Labour officials took charge of the process after it was alleged the Unite union had acted unfairly to get its favoured candidate chosen.
Shadow Defence Secretary and Eastwood MP Jim Murphy said he believes Unite overstepped the mark.
Fellow Labour MP, Willie Bain, said the party needed to restore faith in the selection process.
Falkirk constituency members began looking for a candidate after current MP Eric Joyce was thrown out of the party.
The former soldier was given a 12-month community order and fined £3,000 after he admitted committing an assault in a House of Commons bar last year.
At the beginning of March, Mr Joyce said he would not seek re-election at the 2015 general election.
Labour's National Executive Committee (NEC) stepped into the selection row after claims were made that Unite had encouraged its members to join Labour in order to lend their support to the union's preferred candidate.
The NEC produced an internal report which concluded that there was evidence for concern and the selection process should be taken over by party officials.
A fresh selection process will now take place and the candidate should be chosen by the end of the summer.
Only those in the party who were members by March 2012 can take part in the vote.
Mr Bain, who represents the Glasgow North East constituency and is a Unite member, said: "What we have done is said those members who will be eligible to vote were those who were members of the Falkirk Labour Party as of March 2012 and that would remove most or all of those members in respect of whom there was a question mark over their recruitment."

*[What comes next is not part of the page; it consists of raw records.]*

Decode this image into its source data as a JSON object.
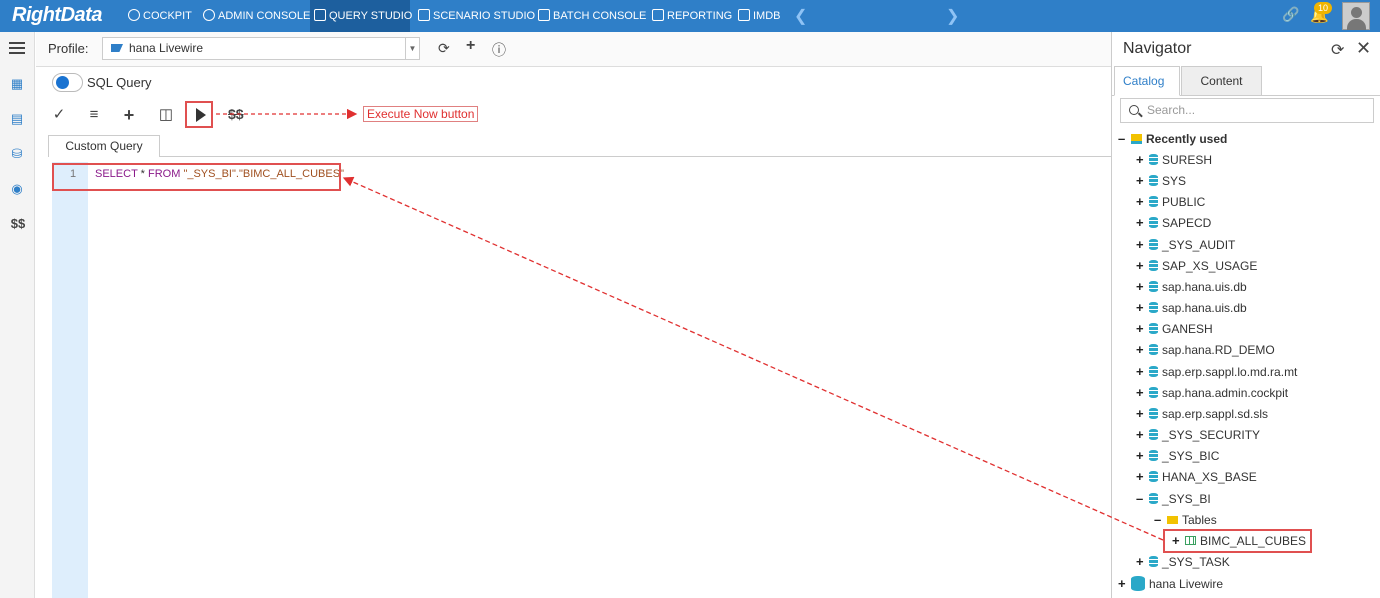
{
  "topnav": {
    "logo": "RightData",
    "items": [
      {
        "label": "COCKPIT",
        "icon": "dashboard-icon"
      },
      {
        "label": "ADMIN CONSOLE",
        "icon": "gear-icon"
      },
      {
        "label": "QUERY STUDIO",
        "icon": "database-icon",
        "active": true
      },
      {
        "label": "SCENARIO STUDIO",
        "icon": "scenario-icon"
      },
      {
        "label": "BATCH CONSOLE",
        "icon": "batch-icon"
      },
      {
        "label": "REPORTING",
        "icon": "report-icon"
      },
      {
        "label": "IMDB",
        "icon": "imdb-icon"
      }
    ],
    "notifications": "10"
  },
  "leftbar": {
    "dollar": "$$"
  },
  "profile": {
    "label": "Profile:",
    "value": "hana Livewire"
  },
  "sql_toggle_label": "SQL Query",
  "toolbar": {
    "dollar": "$$"
  },
  "annotation": {
    "execute": "Execute Now button"
  },
  "editor": {
    "tab": "Custom Query",
    "line_no": "1",
    "code": {
      "select": "SELECT",
      "star": " * ",
      "from": "FROM",
      "table": " \"_SYS_BI\".\"BIMC_ALL_CUBES\""
    }
  },
  "navigator": {
    "title": "Navigator",
    "tabs": {
      "catalog": "Catalog",
      "content": "Content"
    },
    "search_placeholder": "Search...",
    "recently_used": "Recently used",
    "schemas": [
      "SURESH",
      "SYS",
      "PUBLIC",
      "SAPECD",
      "_SYS_AUDIT",
      "SAP_XS_USAGE",
      "sap.hana.uis.db",
      "sap.hana.uis.db",
      "GANESH",
      "sap.hana.RD_DEMO",
      "sap.erp.sappl.lo.md.ra.mt",
      "sap.hana.admin.cockpit",
      "sap.erp.sappl.sd.sls",
      "_SYS_SECURITY",
      "_SYS_BIC",
      "HANA_XS_BASE"
    ],
    "expanded_schema": "_SYS_BI",
    "tables_folder": "Tables",
    "table": "BIMC_ALL_CUBES",
    "after_schema": "_SYS_TASK",
    "connection": "hana Livewire"
  },
  "colors": {
    "topbar": "#2f7fc8",
    "annotation": "#e03030"
  }
}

Unite, which is Labour's biggest union backer, insisted it had done nothing wrong, adding that it had operated "entirely within the rules".
But Mr Murphy told the BBC: "The fact that Unite are an important part of the Labour Party doesn't give them a right to behave in a macho way of doing their politics, of a way that belongs in the past.
"They need to remember they don't run the Labour Party. Ed Miliband runs the Labour Party."
At Prime Minister's Questions on Wednesday, Prime Minister David Cameron referred repeatedly to Labour's links with Unite.
He accused the party's leader Mr Miliband of being too weak to stand up to the union.